Find yourself on steps leading down,
10, 9, 8…one step.
Before you is a path, follow the path…
The path leads to a open area…
You see many, many people sitting on the grass in groups of families and friends.
You look around and see Jesus…
Jesus take the five loaves and two fishes.
He blesses them and gives them to distribute to you and all the other people.
Talk to Jesus…
Ask him about the bread and fishes…
Ask Jesus what he would you do...
Enjoy the meal with Jesus and friends.
It is now time for you to leave.
Say goodbye to Jesus and friends.
Follow the path to the steps
Walk up to the steps and when you are ready
Return to this room,
And open your eyes.
______________________
When I was preparing the homily, I had a mystical experience also.
From my journal:
Instead I was “back in the chapel” at Walter Reed.
I saw only Jesus holding the out the loaf of bread.
(The chapel seats 8, with a stained glass icon of Mary holding the Christ child, back lit. Normally it is dark with soft light. On the right wall, I assume a gift from someone is an almost life size
Carved wooden frieze of Jesus and the parable of meeting the disciples on the beach, after the day of fishing. He prepares a meal of bread and fishes. In the art Jesus is holding out a loaf of bread, the fish are at his feet. The boat is separate and behind him.)
Jesus is before me holding out the
Even as I am estranged from Jason, divorcing Dow.
I eat of the
What a paradox.
To let go of relationships, to be in relationship to my compassionate Godde.
Monday, June 4, 2007
"De-Link?" I Asked the Question, I Got an Immediate Answer
My lawyer had called me last week.
"I want to ask for maintenance for you as it may be some time before the divorce is final."
is what I heard. He faxed me the form and I faxed it back.
Today I saw my therapist for the first time since March. Dr. C's and my calendar's hadn't coincided. I asked him "How do I de-link my thoughts from Dow and Jason?" As I find myself still referencing Dow especially as it comes to spending money. He controlled the finances and I have been used to not "getting for myself, but only for others." I have continued doing that during this period of separation. I have not spent money except on food and medical with some gifts for others.
Dr. Cwik, very intelligent and experienced Jungian analyst replied, "When you reference Dow/Jason, use the thought as a cue, " What am I feeling? my need? my want?" "What do I need/want to do?" Then of course "Do it."

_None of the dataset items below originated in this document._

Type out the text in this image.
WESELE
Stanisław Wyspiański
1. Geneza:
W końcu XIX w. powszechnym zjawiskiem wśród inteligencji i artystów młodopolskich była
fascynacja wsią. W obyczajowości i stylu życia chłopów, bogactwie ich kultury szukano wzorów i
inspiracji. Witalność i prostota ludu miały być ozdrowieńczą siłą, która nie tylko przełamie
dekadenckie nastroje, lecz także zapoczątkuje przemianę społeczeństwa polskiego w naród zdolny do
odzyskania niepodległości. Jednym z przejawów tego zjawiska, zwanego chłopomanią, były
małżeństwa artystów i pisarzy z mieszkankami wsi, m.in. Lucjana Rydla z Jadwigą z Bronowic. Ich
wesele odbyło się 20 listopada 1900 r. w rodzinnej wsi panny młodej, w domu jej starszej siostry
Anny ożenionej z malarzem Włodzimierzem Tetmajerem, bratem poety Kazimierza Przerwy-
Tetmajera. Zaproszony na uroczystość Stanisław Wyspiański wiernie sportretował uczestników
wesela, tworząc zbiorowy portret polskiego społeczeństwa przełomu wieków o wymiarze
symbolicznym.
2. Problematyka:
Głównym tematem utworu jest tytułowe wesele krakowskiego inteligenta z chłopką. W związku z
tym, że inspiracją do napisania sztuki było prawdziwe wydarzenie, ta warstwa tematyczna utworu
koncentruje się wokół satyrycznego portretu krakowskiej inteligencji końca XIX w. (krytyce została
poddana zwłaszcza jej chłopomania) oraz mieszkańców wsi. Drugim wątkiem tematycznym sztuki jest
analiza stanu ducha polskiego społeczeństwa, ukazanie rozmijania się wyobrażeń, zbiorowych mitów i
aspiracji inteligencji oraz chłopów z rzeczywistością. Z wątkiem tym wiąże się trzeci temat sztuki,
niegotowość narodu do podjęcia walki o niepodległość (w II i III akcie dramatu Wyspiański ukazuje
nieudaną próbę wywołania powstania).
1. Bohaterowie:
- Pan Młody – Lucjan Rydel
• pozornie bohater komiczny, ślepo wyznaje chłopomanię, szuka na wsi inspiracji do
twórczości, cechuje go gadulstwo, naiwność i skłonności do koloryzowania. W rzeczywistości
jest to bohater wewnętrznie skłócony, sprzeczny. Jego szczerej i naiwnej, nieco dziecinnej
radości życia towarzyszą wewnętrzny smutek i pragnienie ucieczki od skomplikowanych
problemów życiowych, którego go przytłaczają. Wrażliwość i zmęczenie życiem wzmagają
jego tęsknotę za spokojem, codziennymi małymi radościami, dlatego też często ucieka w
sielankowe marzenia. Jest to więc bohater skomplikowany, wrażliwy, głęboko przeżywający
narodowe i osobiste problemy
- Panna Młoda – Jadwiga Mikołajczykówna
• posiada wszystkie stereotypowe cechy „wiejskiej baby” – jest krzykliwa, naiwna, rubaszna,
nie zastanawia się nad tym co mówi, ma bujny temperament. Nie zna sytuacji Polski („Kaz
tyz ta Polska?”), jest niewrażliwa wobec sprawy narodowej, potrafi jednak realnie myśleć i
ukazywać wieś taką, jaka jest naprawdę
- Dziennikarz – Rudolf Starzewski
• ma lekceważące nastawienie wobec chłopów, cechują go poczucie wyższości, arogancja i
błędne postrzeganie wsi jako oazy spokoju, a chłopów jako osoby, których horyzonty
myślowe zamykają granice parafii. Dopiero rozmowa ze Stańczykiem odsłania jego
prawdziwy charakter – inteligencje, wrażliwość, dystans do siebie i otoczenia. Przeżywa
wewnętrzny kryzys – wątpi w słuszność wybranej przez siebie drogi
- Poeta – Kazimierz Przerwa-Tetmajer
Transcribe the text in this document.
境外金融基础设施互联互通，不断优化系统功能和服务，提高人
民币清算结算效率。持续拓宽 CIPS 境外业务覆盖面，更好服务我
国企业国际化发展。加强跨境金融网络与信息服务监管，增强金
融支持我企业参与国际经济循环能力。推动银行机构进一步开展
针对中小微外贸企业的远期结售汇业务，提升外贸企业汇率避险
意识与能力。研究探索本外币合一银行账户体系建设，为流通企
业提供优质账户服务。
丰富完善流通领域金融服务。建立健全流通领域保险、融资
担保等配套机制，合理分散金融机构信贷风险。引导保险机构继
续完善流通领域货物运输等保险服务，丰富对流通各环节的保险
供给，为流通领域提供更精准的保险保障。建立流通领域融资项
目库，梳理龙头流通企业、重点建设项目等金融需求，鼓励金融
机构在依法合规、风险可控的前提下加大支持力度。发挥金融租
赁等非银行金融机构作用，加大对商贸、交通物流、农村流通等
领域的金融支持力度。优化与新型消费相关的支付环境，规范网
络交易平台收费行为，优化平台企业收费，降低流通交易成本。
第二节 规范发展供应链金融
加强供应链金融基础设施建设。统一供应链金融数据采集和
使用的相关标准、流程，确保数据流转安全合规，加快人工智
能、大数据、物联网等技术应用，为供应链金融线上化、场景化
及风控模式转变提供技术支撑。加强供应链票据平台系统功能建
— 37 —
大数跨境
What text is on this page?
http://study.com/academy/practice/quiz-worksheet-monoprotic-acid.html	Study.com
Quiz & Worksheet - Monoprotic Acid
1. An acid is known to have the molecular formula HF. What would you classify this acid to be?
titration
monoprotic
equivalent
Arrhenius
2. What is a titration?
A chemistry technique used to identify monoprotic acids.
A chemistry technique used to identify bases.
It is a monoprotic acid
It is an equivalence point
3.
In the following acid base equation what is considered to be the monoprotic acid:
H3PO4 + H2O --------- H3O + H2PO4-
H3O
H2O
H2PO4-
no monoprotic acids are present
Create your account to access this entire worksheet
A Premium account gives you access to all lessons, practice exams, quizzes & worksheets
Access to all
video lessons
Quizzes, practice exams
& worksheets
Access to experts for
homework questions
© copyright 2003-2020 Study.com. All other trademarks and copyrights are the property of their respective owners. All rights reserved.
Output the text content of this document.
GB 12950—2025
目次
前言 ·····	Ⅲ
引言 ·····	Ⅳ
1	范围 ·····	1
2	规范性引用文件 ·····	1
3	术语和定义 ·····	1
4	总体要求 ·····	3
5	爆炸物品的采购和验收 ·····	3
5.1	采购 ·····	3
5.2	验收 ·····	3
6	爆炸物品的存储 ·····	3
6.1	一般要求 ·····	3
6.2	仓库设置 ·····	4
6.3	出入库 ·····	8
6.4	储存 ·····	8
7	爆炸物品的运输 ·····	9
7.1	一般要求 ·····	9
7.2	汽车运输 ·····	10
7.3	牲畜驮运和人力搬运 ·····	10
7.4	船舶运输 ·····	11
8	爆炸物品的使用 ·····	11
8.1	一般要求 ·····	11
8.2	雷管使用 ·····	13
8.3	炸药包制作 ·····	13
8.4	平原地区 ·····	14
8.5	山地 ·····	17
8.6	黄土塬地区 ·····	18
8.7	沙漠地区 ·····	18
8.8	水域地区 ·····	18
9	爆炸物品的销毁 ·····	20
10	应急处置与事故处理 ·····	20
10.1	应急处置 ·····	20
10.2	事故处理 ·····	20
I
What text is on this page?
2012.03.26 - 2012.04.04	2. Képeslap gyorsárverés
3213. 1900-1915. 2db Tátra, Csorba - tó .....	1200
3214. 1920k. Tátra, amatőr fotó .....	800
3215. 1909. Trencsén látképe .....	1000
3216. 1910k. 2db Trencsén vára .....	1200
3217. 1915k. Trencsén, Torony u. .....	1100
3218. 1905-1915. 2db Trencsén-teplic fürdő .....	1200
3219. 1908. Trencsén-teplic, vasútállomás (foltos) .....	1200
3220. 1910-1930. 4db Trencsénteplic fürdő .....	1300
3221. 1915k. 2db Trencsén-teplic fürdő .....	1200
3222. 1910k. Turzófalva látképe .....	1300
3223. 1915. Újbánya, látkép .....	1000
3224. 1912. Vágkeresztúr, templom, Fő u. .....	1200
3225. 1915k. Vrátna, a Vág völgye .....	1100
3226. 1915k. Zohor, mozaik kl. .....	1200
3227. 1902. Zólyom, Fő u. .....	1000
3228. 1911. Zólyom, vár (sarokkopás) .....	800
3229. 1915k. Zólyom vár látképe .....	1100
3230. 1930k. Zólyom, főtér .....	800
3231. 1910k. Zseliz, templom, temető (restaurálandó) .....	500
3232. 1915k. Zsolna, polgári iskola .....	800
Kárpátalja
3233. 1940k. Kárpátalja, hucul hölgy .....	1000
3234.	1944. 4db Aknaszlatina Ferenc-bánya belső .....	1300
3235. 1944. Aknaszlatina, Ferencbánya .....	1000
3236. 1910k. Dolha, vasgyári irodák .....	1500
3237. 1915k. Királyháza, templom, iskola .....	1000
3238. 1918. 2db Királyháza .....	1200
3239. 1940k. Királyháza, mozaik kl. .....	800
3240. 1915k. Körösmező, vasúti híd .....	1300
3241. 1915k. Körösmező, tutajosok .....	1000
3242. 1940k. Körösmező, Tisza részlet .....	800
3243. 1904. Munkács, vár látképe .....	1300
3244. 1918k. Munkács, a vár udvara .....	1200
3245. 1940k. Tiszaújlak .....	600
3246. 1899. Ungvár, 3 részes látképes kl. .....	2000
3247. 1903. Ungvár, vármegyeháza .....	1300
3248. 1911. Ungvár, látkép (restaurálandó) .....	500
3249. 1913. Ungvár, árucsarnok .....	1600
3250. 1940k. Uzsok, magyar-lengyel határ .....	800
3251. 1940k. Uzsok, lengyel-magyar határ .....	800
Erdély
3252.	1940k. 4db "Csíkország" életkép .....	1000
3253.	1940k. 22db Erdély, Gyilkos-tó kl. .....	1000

When I got home, there was an email from Dow "I have closed the joint mastercard and the checking account on the advice of my lawyer." Dow copied her. "I will deposit a $1000 each month in your account." I thought "I asked the question "how to de-link?" and here is the financial delink. So now I feel even more foolish as Dow has used the credit card statement (he used a different card) to tell me, "This is enough for you to live on." As throughout my marriage to Dow, I sacrificed my wants to Dow's control and now it has continued.
So I went out and bought my grandson's some shorts/pants they needed. Decided I would use my money to buy a present for the boys. I can't stop, can I? I trust in the goodness of the universe especially for foolish ones like me.